Мичман хрюкал и подавлял новые рвотные позывы. Он надоел Хрулееву смертельно, все силы Хрулеева сейчас уходили на то, чтобы просто терпеть присутствие мичмана.
— Какое нахуй море? Я его даже ни разу в жизни не видел, я психолог из военно-морского института, блядь, — неожиданно признался мичман, проглотив собственные рыдания, перемешанные с подступавшей к горлу рвотой.
Тотошка вдруг приняла боевую стойку, она оскалилась на рябиновые кусты за спиной Хрулеева и зарычала. Хрулеев, испугавшись, быстро обернулся, но увидел лишь старую узловатую рябину.
Поросшая мхом земля под кустом была усыпана сухими листьями. Ягод на рябиновом кусте естественно не было, Хрулеев и мичман, давясь от горечи, сожрали их еще десять минут назад.
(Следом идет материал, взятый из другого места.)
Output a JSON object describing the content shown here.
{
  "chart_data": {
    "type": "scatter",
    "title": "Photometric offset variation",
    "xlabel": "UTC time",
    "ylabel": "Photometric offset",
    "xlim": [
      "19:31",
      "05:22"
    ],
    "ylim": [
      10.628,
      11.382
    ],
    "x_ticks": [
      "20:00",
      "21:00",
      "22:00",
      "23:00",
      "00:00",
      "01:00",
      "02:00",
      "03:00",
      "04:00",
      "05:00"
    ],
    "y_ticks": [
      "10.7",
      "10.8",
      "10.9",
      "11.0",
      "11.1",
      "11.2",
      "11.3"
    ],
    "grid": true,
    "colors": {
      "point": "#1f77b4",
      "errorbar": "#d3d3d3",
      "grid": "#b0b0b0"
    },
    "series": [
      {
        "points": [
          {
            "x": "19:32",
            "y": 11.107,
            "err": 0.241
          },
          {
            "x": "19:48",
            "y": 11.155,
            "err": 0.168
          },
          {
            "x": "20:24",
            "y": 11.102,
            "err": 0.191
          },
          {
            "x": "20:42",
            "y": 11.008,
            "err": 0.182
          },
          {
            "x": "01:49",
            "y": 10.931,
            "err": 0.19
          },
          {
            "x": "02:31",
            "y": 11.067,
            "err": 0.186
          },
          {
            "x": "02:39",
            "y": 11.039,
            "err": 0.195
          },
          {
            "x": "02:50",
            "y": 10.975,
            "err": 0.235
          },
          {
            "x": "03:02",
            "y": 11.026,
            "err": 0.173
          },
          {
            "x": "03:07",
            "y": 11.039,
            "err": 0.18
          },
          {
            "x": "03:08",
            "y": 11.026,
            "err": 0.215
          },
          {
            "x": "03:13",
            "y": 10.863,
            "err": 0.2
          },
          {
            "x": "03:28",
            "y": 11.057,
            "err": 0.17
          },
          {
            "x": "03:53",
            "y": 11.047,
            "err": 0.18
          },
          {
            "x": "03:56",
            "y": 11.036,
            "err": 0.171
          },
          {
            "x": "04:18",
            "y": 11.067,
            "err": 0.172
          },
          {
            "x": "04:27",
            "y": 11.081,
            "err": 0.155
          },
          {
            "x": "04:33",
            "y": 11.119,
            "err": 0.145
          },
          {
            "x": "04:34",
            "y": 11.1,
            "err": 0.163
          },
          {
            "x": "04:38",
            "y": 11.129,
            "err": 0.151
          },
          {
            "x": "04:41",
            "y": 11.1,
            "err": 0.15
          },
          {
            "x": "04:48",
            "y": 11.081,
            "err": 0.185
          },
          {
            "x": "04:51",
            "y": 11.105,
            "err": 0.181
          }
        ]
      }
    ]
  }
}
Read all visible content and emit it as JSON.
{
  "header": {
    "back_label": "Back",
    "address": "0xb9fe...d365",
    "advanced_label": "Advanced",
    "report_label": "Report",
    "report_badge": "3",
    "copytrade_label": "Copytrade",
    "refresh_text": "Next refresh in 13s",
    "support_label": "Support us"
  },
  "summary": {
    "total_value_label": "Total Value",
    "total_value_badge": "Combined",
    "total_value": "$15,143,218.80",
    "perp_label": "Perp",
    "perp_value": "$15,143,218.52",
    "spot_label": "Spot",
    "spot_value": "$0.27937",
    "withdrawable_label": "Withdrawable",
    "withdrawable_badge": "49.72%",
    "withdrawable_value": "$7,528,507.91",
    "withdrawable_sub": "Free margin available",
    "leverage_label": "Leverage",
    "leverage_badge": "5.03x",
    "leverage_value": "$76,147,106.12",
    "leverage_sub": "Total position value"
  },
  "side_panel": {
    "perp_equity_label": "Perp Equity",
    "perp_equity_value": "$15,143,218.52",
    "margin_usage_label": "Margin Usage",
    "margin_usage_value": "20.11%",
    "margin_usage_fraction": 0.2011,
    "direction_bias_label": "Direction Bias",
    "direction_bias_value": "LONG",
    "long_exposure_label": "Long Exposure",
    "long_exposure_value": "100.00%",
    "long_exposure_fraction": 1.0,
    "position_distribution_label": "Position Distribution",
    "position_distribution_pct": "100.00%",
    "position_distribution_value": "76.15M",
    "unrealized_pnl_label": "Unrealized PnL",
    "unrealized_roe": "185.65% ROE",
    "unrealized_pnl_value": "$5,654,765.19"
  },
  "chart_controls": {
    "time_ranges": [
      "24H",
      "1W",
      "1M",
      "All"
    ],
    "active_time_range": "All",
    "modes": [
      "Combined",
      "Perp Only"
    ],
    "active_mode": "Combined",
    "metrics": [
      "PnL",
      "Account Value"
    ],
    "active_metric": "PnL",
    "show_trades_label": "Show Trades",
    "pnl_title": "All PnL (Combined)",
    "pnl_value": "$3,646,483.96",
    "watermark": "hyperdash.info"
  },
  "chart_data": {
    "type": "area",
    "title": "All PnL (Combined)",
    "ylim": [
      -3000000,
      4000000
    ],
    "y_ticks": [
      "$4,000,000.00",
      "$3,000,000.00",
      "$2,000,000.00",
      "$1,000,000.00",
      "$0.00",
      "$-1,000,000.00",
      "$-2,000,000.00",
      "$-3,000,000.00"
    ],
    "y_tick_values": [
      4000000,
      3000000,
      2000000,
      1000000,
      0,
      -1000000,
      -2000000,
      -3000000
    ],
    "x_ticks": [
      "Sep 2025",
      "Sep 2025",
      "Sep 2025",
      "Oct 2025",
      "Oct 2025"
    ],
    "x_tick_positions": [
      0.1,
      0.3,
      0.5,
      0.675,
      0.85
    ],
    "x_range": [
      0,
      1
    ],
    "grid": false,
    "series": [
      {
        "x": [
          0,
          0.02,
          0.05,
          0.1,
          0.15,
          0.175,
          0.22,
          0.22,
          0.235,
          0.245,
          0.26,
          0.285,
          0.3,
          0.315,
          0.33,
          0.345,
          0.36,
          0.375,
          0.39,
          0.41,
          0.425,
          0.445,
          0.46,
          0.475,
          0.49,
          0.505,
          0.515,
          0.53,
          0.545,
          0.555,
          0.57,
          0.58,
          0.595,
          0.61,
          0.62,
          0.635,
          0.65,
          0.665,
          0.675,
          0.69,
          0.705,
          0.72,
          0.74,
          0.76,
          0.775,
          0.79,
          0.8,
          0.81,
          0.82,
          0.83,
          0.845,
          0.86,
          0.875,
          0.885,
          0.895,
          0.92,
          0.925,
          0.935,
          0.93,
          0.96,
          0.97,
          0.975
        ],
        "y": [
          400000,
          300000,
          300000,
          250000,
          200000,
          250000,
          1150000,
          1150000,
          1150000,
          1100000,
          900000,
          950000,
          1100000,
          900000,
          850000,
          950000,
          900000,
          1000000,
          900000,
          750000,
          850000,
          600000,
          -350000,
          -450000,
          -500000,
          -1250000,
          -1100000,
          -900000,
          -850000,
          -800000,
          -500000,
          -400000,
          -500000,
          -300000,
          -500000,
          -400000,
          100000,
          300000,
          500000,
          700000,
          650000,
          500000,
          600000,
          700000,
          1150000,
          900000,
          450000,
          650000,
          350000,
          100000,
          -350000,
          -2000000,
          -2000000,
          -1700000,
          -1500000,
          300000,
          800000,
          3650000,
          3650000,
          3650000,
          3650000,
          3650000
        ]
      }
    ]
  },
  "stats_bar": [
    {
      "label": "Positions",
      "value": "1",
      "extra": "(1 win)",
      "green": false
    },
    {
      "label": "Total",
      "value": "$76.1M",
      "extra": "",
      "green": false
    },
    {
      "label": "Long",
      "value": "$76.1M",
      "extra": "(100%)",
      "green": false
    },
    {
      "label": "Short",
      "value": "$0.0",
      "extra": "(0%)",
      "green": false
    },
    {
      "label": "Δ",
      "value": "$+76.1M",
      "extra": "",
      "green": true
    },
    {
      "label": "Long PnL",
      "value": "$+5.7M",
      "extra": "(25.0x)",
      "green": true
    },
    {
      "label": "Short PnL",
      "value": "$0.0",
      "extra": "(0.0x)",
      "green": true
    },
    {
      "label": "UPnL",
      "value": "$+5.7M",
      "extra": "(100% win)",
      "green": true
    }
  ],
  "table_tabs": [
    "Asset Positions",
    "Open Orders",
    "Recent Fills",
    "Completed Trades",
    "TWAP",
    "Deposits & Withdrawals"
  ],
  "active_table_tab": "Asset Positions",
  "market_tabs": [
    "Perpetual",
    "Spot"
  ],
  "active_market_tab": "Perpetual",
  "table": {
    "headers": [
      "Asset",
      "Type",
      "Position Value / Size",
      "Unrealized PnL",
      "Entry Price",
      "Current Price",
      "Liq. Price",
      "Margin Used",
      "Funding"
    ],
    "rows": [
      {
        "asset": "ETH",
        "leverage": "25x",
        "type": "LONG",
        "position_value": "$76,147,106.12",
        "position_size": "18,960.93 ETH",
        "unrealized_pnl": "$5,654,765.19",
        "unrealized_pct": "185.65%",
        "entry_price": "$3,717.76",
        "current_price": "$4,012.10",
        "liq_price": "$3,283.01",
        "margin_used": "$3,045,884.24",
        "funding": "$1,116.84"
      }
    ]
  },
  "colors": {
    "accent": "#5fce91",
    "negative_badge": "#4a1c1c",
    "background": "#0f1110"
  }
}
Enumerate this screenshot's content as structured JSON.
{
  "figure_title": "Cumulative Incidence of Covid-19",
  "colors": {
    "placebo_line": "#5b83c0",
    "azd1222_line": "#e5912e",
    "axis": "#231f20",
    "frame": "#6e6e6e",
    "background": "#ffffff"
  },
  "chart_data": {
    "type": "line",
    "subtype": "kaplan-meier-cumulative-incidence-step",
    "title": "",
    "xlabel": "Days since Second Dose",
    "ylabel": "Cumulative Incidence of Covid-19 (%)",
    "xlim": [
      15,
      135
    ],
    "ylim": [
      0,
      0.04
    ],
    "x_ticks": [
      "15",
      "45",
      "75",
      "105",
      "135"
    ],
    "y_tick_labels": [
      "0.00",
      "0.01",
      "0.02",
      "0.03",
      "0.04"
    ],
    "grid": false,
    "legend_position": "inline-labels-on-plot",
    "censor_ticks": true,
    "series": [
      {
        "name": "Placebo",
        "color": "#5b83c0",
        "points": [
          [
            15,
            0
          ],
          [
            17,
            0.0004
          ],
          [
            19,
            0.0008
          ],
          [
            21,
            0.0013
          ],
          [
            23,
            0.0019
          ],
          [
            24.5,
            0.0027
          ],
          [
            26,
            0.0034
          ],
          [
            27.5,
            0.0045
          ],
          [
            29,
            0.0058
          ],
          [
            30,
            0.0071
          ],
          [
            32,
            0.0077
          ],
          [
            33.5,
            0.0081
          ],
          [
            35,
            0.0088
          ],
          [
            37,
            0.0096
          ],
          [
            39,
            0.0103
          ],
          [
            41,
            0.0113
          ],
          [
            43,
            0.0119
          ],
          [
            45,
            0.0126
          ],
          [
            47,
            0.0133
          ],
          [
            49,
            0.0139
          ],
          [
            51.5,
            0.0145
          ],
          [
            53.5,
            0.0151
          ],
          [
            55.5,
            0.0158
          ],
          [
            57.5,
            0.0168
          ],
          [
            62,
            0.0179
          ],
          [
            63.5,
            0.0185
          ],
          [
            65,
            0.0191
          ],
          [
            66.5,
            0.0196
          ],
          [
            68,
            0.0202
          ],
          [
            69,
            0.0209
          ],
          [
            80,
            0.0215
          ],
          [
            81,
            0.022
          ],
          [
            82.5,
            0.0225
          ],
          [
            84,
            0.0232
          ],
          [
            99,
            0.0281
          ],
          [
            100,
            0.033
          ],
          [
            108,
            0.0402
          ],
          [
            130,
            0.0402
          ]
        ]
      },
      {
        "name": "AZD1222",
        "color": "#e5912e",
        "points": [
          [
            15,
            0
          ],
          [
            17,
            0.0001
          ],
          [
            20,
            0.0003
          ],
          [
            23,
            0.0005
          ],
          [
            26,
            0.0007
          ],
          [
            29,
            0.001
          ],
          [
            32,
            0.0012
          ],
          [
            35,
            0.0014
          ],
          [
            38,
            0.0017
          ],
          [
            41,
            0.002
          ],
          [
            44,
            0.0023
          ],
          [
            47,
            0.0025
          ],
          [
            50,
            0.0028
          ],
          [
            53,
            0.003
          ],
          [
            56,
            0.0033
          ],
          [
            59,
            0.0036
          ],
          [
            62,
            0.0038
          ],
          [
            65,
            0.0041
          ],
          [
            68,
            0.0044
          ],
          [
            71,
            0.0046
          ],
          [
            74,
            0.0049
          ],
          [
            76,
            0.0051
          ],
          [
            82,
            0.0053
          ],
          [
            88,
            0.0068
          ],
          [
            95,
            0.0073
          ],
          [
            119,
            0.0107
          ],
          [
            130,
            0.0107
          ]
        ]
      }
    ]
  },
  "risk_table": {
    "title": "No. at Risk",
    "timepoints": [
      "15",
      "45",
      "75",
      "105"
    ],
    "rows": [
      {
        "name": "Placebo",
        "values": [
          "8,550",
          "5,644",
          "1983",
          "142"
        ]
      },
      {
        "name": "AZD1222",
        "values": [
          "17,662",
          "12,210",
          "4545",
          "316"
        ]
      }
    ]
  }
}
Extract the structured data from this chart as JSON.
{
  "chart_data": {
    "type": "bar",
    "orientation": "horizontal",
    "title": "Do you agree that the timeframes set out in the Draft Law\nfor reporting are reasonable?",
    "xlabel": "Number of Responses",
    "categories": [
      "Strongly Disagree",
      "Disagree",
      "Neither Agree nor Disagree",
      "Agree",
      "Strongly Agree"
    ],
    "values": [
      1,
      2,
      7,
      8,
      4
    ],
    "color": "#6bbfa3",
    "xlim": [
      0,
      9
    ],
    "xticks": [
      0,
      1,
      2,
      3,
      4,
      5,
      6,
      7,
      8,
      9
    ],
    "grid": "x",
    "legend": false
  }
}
Ветер шевелил покрытые наростами кривые ветви куста, они хаотично двигались как дрожащие руки старика-алкоголика, позади рябинового куста уходил вдаль сосновый бор, и больше ничего.
— Тото, фу! Лежать.
Хрулеев вновь повернулся к рыдавшему мичману. Нужно было успокоить ни разу не бывшего в море моряка, но Хрулеев не знал как помочь ему.
— Расскажи мне какую-нибудь морскую байку. Уверен, что ты много их знаешь, даже если ни разу не ходил в море, — предложил Хрулеев.
Мичман не ответил. Вместо этого он извлек из кармана наградной кортик и вынул его из ножен. Мичман стал примеривать кортик к собственному горлу.
Хрулеев понял, что дела совсем плохи. Наверное, нужно было добежать до мичмана и отобрать у него кортик, но Хрулеев стоял в десятке шагов от самоубийцы, пока он будет бежать, мичман вполне может уже вскрыть себе сонную артерию.
— Успокойся. Просто расскажи мне что-нибудь, что угодно, — повторил Хрулеев.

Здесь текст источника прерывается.